Classical Beginnings: Memorization
Contributing Author: Mrs. Anni Maestri, Choir Teacher & Curriculum Writer
"Pharaoh, Pharaoh don't you know,
you should let God’s people Go!”
I hear this cute song as I walk down the hall in the C building. The little voices of the Kindergarteners singing about the ten plagues to the tune of “Twinkle Twinkle Little Star,” makes me smile. If I travel to the D building, I might hear the eight times tables sung to the tune of “Star Wars Imperial March,” coming from a fourth grade class or the Gettysburg Address wafting out of the second grade. If I hop over to the B building, I can hear the sixth grade polishing the last verses of Romans chapter 8 and the fifth grade reciting John Greenleaf Whittier’s “Barbara Frietchie.”
What is memorization and why is it used so much? I know it's not because it makes me and the grandparents smile, and it better be more than just for the pride of the teachers when a tour comes through, so what is it?
The fancy way of describing it would be “Recitation and Memory work is a foundational element of classical pedagogy.” But if I were explaining that to our third grader I would say, “Honey, it is a very important part of how you learn at a classical school.”
Recently our two younger daughters became interested in Legos. I have helped them build a little and as with most building projects, real or brick sized, you need a strong foundation so your creation won’t tumble over. (I think there is a Bible story about this principle, but I digress.) Memory work provides this foundation for building on later. Memory work takes a piece of information and lays it firmly in the child's mind through repetition and recitation. Then as they grow, another brick is laid and a connection is made. So that when a first grader is asked the name of an explorer who discovered the new world they might say:
“Row row row your boat
America's so new
Leif the Lucky Erickson
Viking brave and true”
Or when a seventh grader is asked about the meaning behind the Declaration of Independence, “We hold these truths” . . . it is easy for them to freshen up something they committed to memory in second grade.
Memory work makes laying these bricks fun and easy.
How is it fun and easy? Done well the students will memorize something without realizing it. Just repeating it over a little every day will have most students singing it in the car on the way home. Just saying it together with the class through call and response or memory games like sparkle or erasing one word at a time off the board will soak it in the students minds and they don’t even realize it!!! Giving students these bricks in a simple way let’ them succeed in their school work by recalling what they have learned to their advantage. If a student can sing through a definition they learned for a chemistry test or say a poem to answer a question about an element of art, or skip count to find the right answer in math the student will build confidence in their abilities enabling them to succeed even more.
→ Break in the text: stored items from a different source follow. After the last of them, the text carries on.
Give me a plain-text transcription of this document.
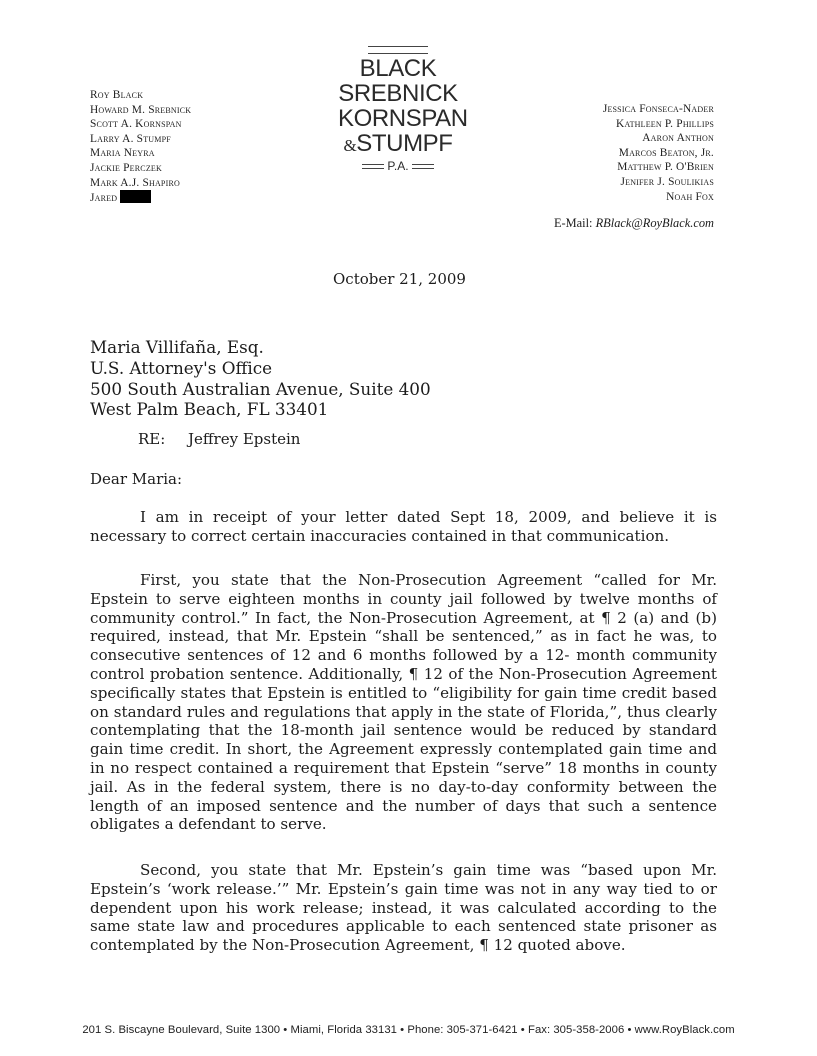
Roy Black
Howard M. Srebnick
Scott A. Kornspan
Larry A. Stumpf
Maria Neyra
Jackie Perczek
Mark A.J. Shapiro
Jared
BLACK
SREBNICK
KORNSPAN
&STUMPF
P.A.
Jessica Fonseca-Nader
Kathleen P. Phillips
Aaron Anthon
Marcos Beaton, Jr.
Matthew P. O'Brien
Jenifer J. Soulikias
Noah Fox
E-Mail: RBlack@RoyBlack.com
October 21, 2009
Maria Villifaña, Esq.
U.S. Attorney's Office
500 South Australian Avenue, Suite 400
West Palm Beach, FL 33401
RE: Jeffrey Epstein
Dear Maria:

I am in receipt of your letter dated Sept 18, 2009, and believe it is necessary to correct certain inaccuracies contained in that communication.

First, you state that the Non-Prosecution Agreement “called for Mr. Epstein to serve eighteen months in county jail followed by twelve months of community control.” In fact, the Non-Prosecution Agreement, at ¶ 2 (a) and (b) required, instead, that Mr. Epstein “shall be sentenced,” as in fact he was, to consecutive sentences of 12 and 6 months followed by a 12- month community control probation sentence. Additionally, ¶ 12 of the Non-Prosecution Agreement specifically states that Epstein is entitled to “eligibility for gain time credit based on standard rules and regulations that apply in the state of Florida,”, thus clearly contemplating that the 18-month jail sentence would be reduced by standard gain time credit. In short, the Agreement expressly contemplated gain time and in no respect contained a requirement that Epstein “serve” 18 months in county jail. As in the federal system, there is no day-to-day conformity between the length of an imposed sentence and the number of days that such a sentence obligates a defendant to serve.

Second, you state that Mr. Epstein’s gain time was “based upon Mr. Epstein’s ‘work release.’” Mr. Epstein’s gain time was not in any way tied to or dependent upon his work release; instead, it was calculated according to the same state law and procedures applicable to each sentenced state prisoner as contemplated by the Non-Prosecution Agreement, ¶ 12 quoted above.

201 S. Biscayne Boulevard, Suite 1300 • Miami, Florida 33131 • Phone: 305-371-6421 • Fax: 305-358-2006 • www.RoyBlack.com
Why is Memory the tool we choose to focus on so much? Memorization is knowledge’s “I.V.” to the brain. Children are programmed to repeat and repeat. Let me repeat. Children are created to repeat and repeat. If you have spent time with any child you might have heard a song or story or a knock-knock joke more than once. Children love to watch the same movie over and over (Lord help me, I can’t watch “Blue's Clues" without twitching) and they love to make up songs about nothing and sing them like a skipping CD. It’s how they were designed.
We can take a page from our great Creator’s playbook and give the students worthwhile things to say, over and over. What better than hiding the Word in their heart so that when they are old they won’t depart from it. So, ask your kids what poem they are learning, or to skip count by the number nine, or what their verse is for the week. I bet they will be able to rattle it off to you without so much as breaking a sweat.